再將BME280.py如上一樣上傳到ESP32

from machine import I2C
import time

# BME280 default address.
BME280_I2CADDR = 0x76

# Operating Modes
BME280_OSAMPLE_1 = 1
BME280_OSAMPLE_2 = 2
BME280_OSAMPLE_4 = 3
BME280_OSAMPLE_8 = 4
BME280_OSAMPLE_16 = 5

# BME280 Registers

BME280_REGISTER_DIG_T1 = 0x88  # Trimming parameter registers
BME280_REGISTER_DIG_T2 = 0x8A
BME280_REGISTER_DIG_T3 = 0x8C

BME280_REGISTER_DIG_P1 = 0x8E
BME280_REGISTER_DIG_P2 = 0x90
BME280_REGISTER_DIG_P3 = 0x92
BME280_REGISTER_DIG_P4 = 0x94
BME280_REGISTER_DIG_P5 = 0x96
BME280_REGISTER_DIG_P6 = 0x98
BME280_REGISTER_DIG_P7 = 0x9A
BME280_REGISTER_DIG_P8 = 0x9C
BME280_REGISTER_DIG_P9 = 0x9E

BME280_REGISTER_DIG_H1 = 0xA1
BME280_REGISTER_DIG_H2 = 0xE1
BME280_REGISTER_DIG_H3 = 0xE3
BME280_REGISTER_DIG_H4 = 0xE4
BME280_REGISTER_DIG_H5 = 0xE5
BME280_REGISTER_DIG_H6 = 0xE6
BME280_REGISTER_DIG_H7 = 0xE7

BME280_REGISTER_CHIPID = 0xD0
BME280_REGISTER_VERSION = 0xD1
BME280_REGISTER_SOFTRESET = 0xE0

BME280_REGISTER_CONTROL_HUM = 0xF2
BME280_REGISTER_CONTROL = 0xF4
BME280_REGISTER_CONFIG = 0xF5
BME280_REGISTER_PRESSURE_DATA = 0xF7
BME280_REGISTER_TEMP_DATA = 0xFA
BME280_REGISTER_HUMIDITY_DATA = 0xFD


class Device:
  """Class for communicating with an I2C device.

  Allows reading and writing 8-bit, 16-bit, and byte array values to
  registers on the device."""

  def __init__(self, address, i2c):
    """Create an instance of the I2C device at the specified address using
    the specified I2C interface object."""
    self._address = address
    self._i2c = i2c

  def writeRaw8(self, value):
    """Write an 8-bit value on the bus (without register)."""
    value = value & 0xFF
    self._i2c.writeto(self._address, value)

  def write8(self, register, value):
    """Write an 8-bit value to the specified register."""
    b=bytearray(1)
    b[0]=value & 0xFF
    self._i2c.writeto_mem(self._address, register, b)

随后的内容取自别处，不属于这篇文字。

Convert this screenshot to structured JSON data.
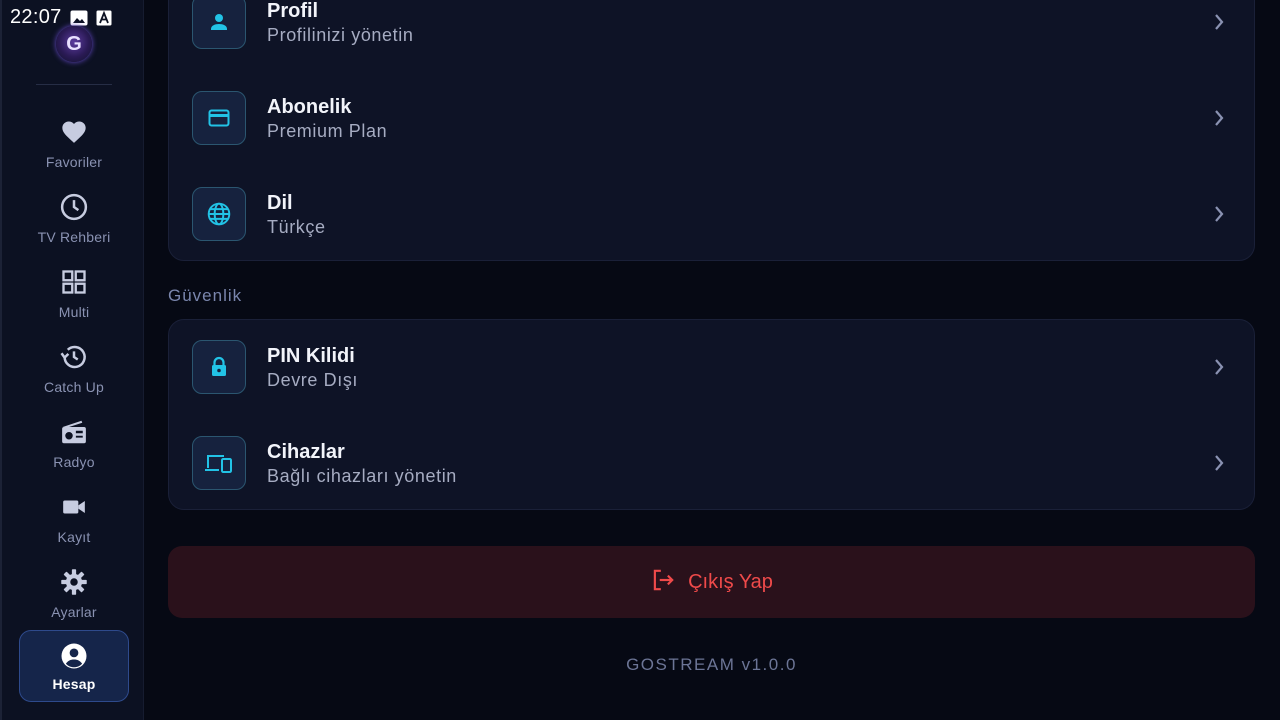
{
  "status_bar": {
    "time": "22:07"
  },
  "sidebar": {
    "items": [
      {
        "label": "Favoriler",
        "icon": "heart-icon"
      },
      {
        "label": "TV Rehberi",
        "icon": "clock-icon"
      },
      {
        "label": "Multi",
        "icon": "grid-icon"
      },
      {
        "label": "Catch Up",
        "icon": "history-icon"
      },
      {
        "label": "Radyo",
        "icon": "radio-icon"
      },
      {
        "label": "Kayıt",
        "icon": "video-camera-icon"
      },
      {
        "label": "Ayarlar",
        "icon": "gear-icon"
      },
      {
        "label": "Hesap",
        "icon": "account-icon",
        "active": true
      }
    ]
  },
  "account_section": {
    "rows": [
      {
        "title": "Profil",
        "subtitle": "Profilinizi yönetin",
        "icon": "person-icon"
      },
      {
        "title": "Abonelik",
        "subtitle": "Premium Plan",
        "icon": "credit-card-icon"
      },
      {
        "title": "Dil",
        "subtitle": "Türkçe",
        "icon": "globe-icon"
      }
    ]
  },
  "security_section": {
    "title": "Güvenlik",
    "rows": [
      {
        "title": "PIN Kilidi",
        "subtitle": "Devre Dışı",
        "icon": "lock-icon"
      },
      {
        "title": "Cihazlar",
        "subtitle": "Bağlı cihazları yönetin",
        "icon": "devices-icon"
      }
    ]
  },
  "logout": {
    "label": "Çıkış Yap",
    "icon": "logout-icon"
  },
  "footer": {
    "version": "GOSTREAM v1.0.0"
  },
  "colors": {
    "accent": "#22c3e6",
    "danger": "#ef4a4a",
    "background": "#060914",
    "card": "#0e1326"
  }
}
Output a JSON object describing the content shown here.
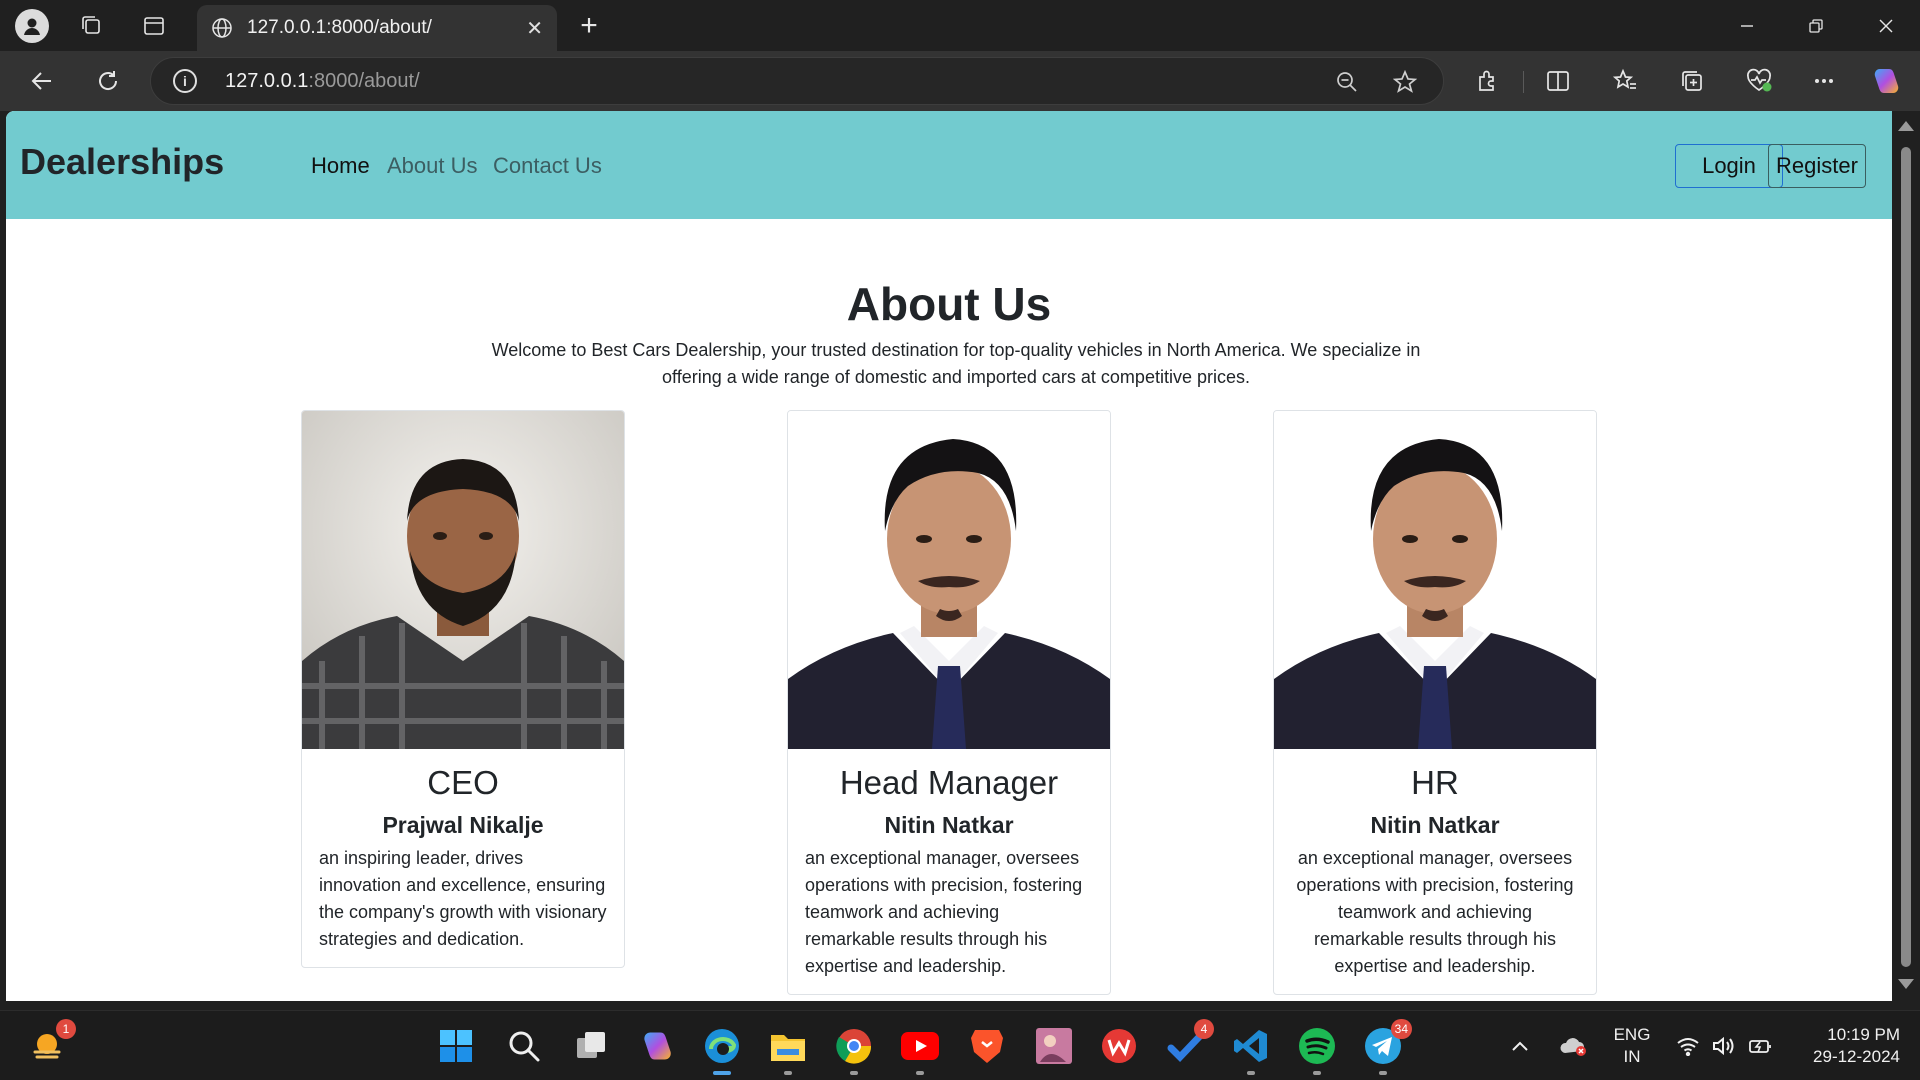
{
  "browser": {
    "tab_title": "127.0.0.1:8000/about/",
    "tab_close": "✕",
    "new_tab": "+",
    "url_host": "127.0.0.1",
    "url_path": ":8000/about/",
    "info_glyph": "i"
  },
  "site": {
    "brand": "Dealerships",
    "nav": {
      "home": "Home",
      "about": "About Us",
      "contact": "Contact Us"
    },
    "buttons": {
      "login": "Login",
      "register": "Register"
    }
  },
  "about": {
    "title": "About Us",
    "intro": "Welcome to Best Cars Dealership, your trusted destination for top-quality vehicles in North America. We specialize in offering a wide range of domestic and imported cars at competitive prices."
  },
  "cards": [
    {
      "role": "CEO",
      "name": "Prajwal Nikalje",
      "desc": "an inspiring leader, drives innovation and excellence, ensuring the company's growth with visionary strategies and dedication."
    },
    {
      "role": "Head Manager",
      "name": "Nitin Natkar",
      "desc": "an exceptional manager, oversees operations with precision, fostering teamwork and achieving remarkable results through his expertise and leadership."
    },
    {
      "role": "HR",
      "name": "Nitin Natkar",
      "desc": "an exceptional manager, oversees operations with precision, fostering teamwork and achieving remarkable results through his expertise and leadership."
    }
  ],
  "taskbar": {
    "weather_badge": "1",
    "todo_badge": "4",
    "telegram_badge": "34",
    "lang_line1": "ENG",
    "lang_line2": "IN",
    "time": "10:19 PM",
    "date": "29-12-2024"
  }
}
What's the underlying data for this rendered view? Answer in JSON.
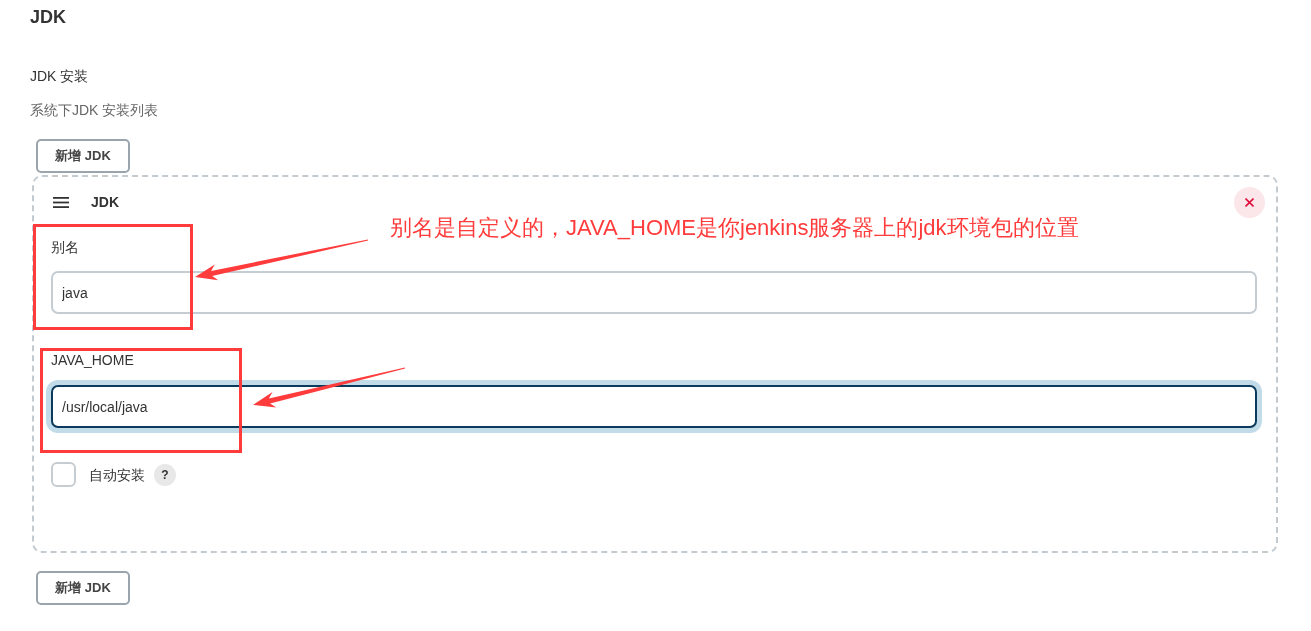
{
  "section": {
    "title": "JDK"
  },
  "installations": {
    "label": "JDK 安装",
    "description": "系统下JDK 安装列表"
  },
  "add_button_top": {
    "label": "新增 JDK"
  },
  "jdk_card": {
    "title": "JDK",
    "fields": [
      {
        "label": "别名",
        "value": "java",
        "focused": false
      },
      {
        "label": "JAVA_HOME",
        "value": "/usr/local/java",
        "focused": true
      }
    ],
    "auto_install": {
      "label": "自动安装",
      "checked": false,
      "help": "?"
    }
  },
  "add_button_bottom": {
    "label": "新增 JDK"
  },
  "annotation": {
    "note": "别名是自定义的，JAVA_HOME是你jenkins服务器上的jdk环境包的位置"
  }
}
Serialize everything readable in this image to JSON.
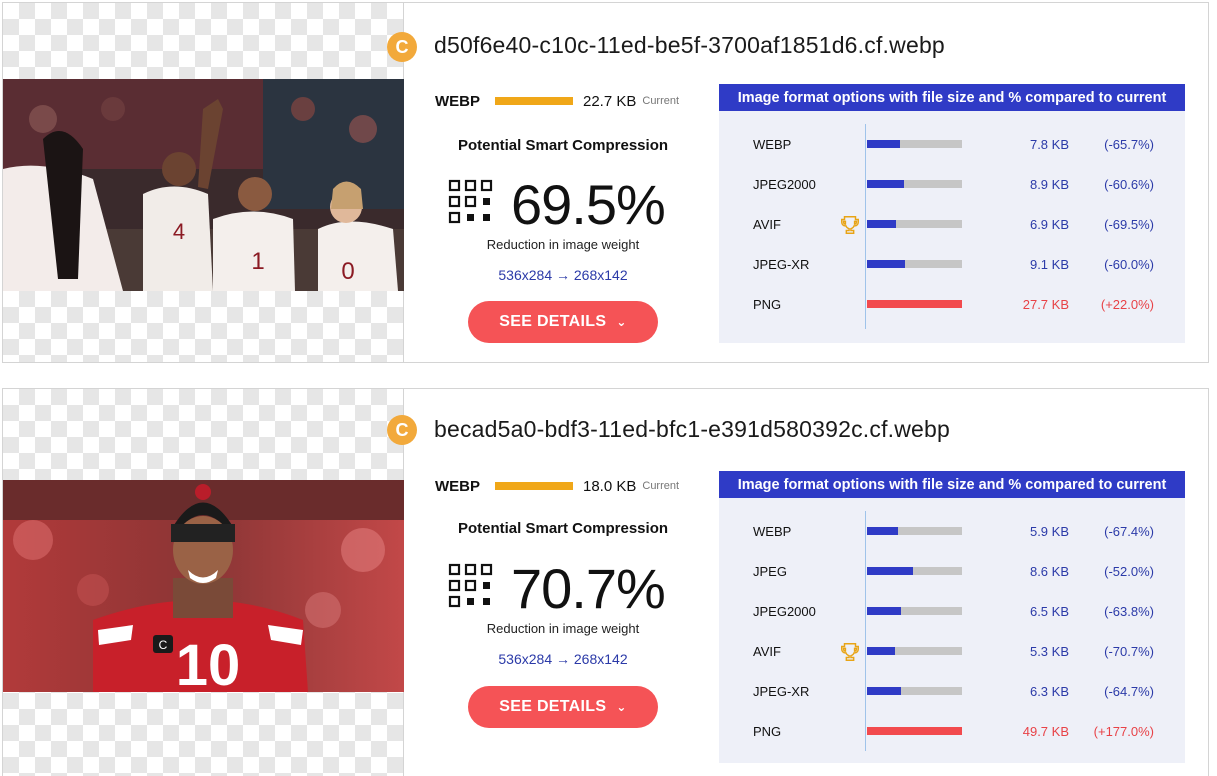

  def write16(self, register, value):
    """Write a 16-bit value to the specified register."""
    value = value & 0xFFFF
    b=bytearray(2)
    b[0]= value & 0xFF
    b[1]= (value>>8) & 0xFF
    self.i2c.writeto_mem(self._address, register, value)

  def readRaw8(self):
    """Read an 8-bit value on the bus (without register)."""
    return int.from_bytes(self._i2c.readfrom(self._address, 1),'little') & 0xFF

  def readU8(self, register):
    """Read an unsigned byte from the specified register."""
    return int.from_bytes(
        self._i2c.readfrom_mem(self._address, register, 1),'little') & 0xFF

  def readS8(self, register):
    """Read a signed byte from the specified register."""
    result = self.readU8(register)
    if result > 127:
      result -= 256
    return result

  def readU16(self, register, little_endian=True):
    """Read an unsigned 16-bit value from the specified register, with the
    specified endianness (default little endian, or least significant byte
    first)."""
    result = int.from_bytes(
        self._i2c.readfrom_mem(self._address, register, 2),'little') & 0xFFFF
    if not little_endian:
      result = ((result << 8) & 0xFF00) + (result >> 8)
    return result

  def readS16(self, register, little_endian=True):
    """Read a signed 16-bit value from the specified register, with the
    specified endianness (default little endian, or least significant byte
    first)."""
    result = self.readU16(register, little_endian)
    if result > 32767:
      result -= 65536
    return result

  def readU16LE(self, register):
    """Read an unsigned 16-bit value from the specified register, in little
    endian byte order."""
    return self.readU16(register, little_endian=True)

  def readU16BE(self, register):
    """Read an unsigned 16-bit value from the specified register, in big
    endian byte order."""
    return self.readU16(register, little_endian=False)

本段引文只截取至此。